O sentimento nacional em relação a Salazar ainda hoje se
mantém ambíguo: o regime que tirou o país da bancarrota também trouxe uma névoa
fascista e autoritária consigo, embora um pouco menos violento. O auge do
desrespeito aos direitos humanos ocorreu, certamente, nas colônias africanas,
mas os portugueses puderam sentir a ameaça da tortura e das prisões políticas
inaceitáveis também.
Salazar foi sucedido no cargo por Marcelo Caetano, até então
presidente do Conselho de Ministros e protegido de Salazar. Professor de
direito, simpatizava com o regime de Mussolini e atuou ativamente na
Constituição do Estado Novo. Depois foi reitor da Universidade de Lisboa. Pediu
demissão do cargo após desentender-se com membros do governo, quando sua
universidade foi invadida pela polícia sem que se pedisse sua autorização
previamente.
Em meio aos movimentos rebeldes, Caetano foi alertado no
meio da noite sobre tropas não autorizadas se movimentando por Lisboa.
Amanheceu com seu quarte cercado pelos rebeldes. Abriram fogo contra o prédio,
mas Caetano concordou recebê-los. Deram voz prisão ao Presidente e exigiram sua
renúncia imediata.
Caetano telefonou ao general Spínola, quem recebeu seu
pedido de renúncia. Spínola então foi nomeado chefe da Junta de Salvação Nacional,
ao lado de outros sete membros.
Dois dias depois Caetano e o Presidente da República
(Almirante Américo Tomás) foram transportados de avião até o exílio, no Brasil.

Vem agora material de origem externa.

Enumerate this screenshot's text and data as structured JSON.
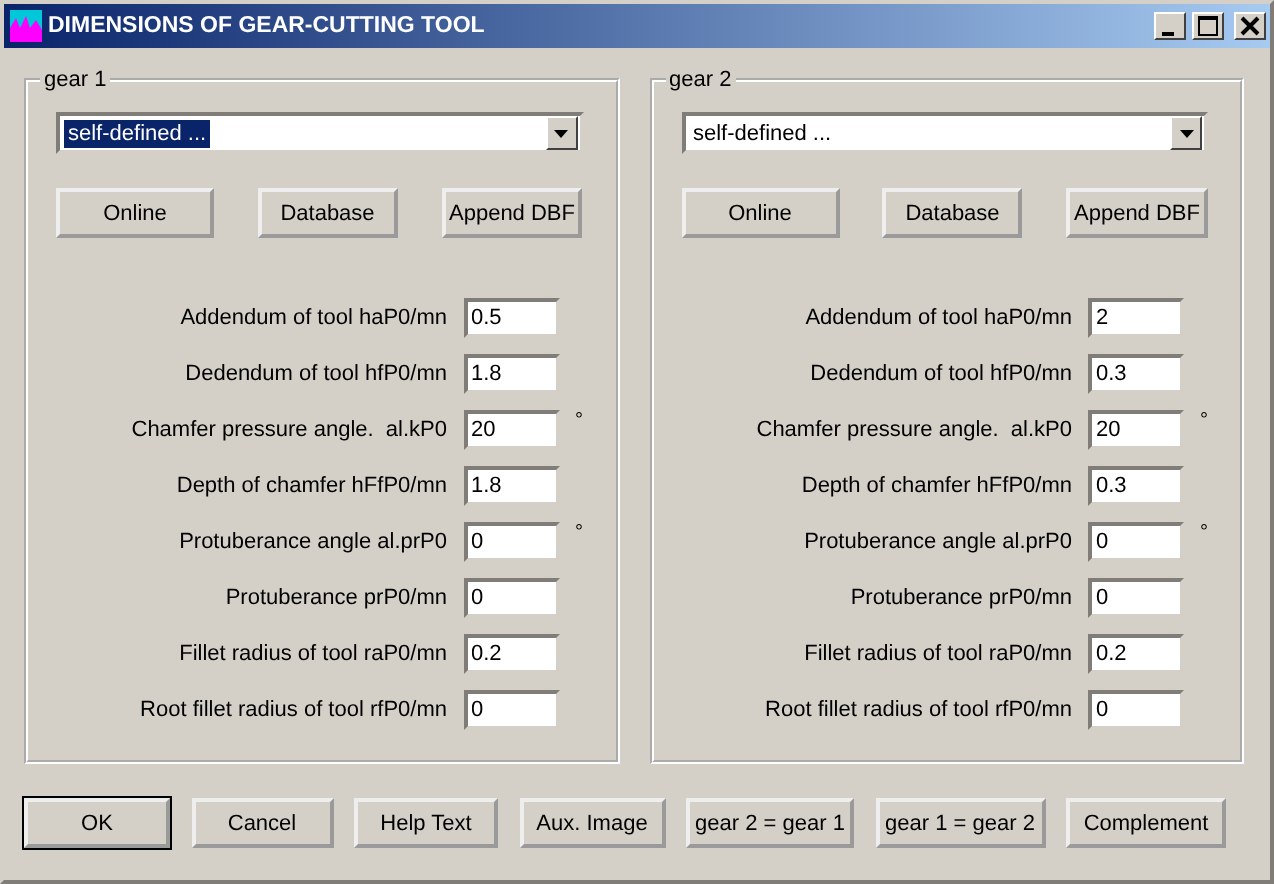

Foi o inglório fim de quase 5 décadas de fascismo em Portugal.
O saldo de mortos e feridos foi baixo. Apenas membros da
polícia secreta PIDE abriram fogo contra os soldados quando invadiram sua sede:
2 mortos e 13 feridos. Este golpe militar recebeu o nome de “Revolução dos
Cravos” – os soldados traziam cravos presos no cano de suas armas. Multidões
saíram às ruas e abraçaram os novos heróis libertadores da pátria.

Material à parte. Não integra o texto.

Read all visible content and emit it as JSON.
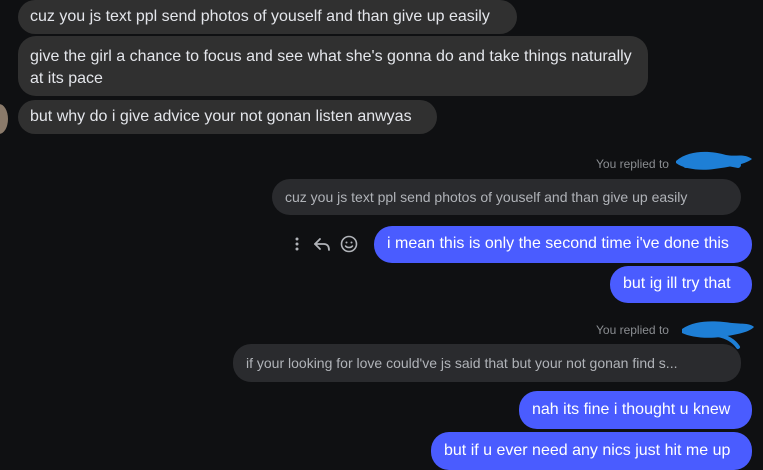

Mas poucos demonstraram mais exultação do que os jovens que
já se preparavam para ir lutar nas guerras colônias na África. Inesperadamente
abriram os portões dos quartéis onde eles se concentravam e lhes disseram que
poderiam ir sair.
Logo após Portugal viu deixarem os país famílias ricas
pró-regime, levando consigo todo o dinheiro e bens de luxo que puderam
carregar. Passaram a residir em imóveis de luxo em Paris, Londres e no Rio de
Janeiro.
Mas o regime ainda tinha seus apoiadores, especialmente na
classe média. Essas pessoas associavam o regime à prosperidade econômica que
testemunharam, à segurança e à ordem: os serviços de correio eram muito
eficientes, as ruas estavam sempre limpas e varridas, a criminalidade exibia
índices insignificantes, as estradas de ferro eram mantidas impecáveis e os
trens eram sempre pontuais. Alem disso, pessoalmente Salazar era discreto, seus
hábitos eram simples, era claramente honesto e orgulhosamente português.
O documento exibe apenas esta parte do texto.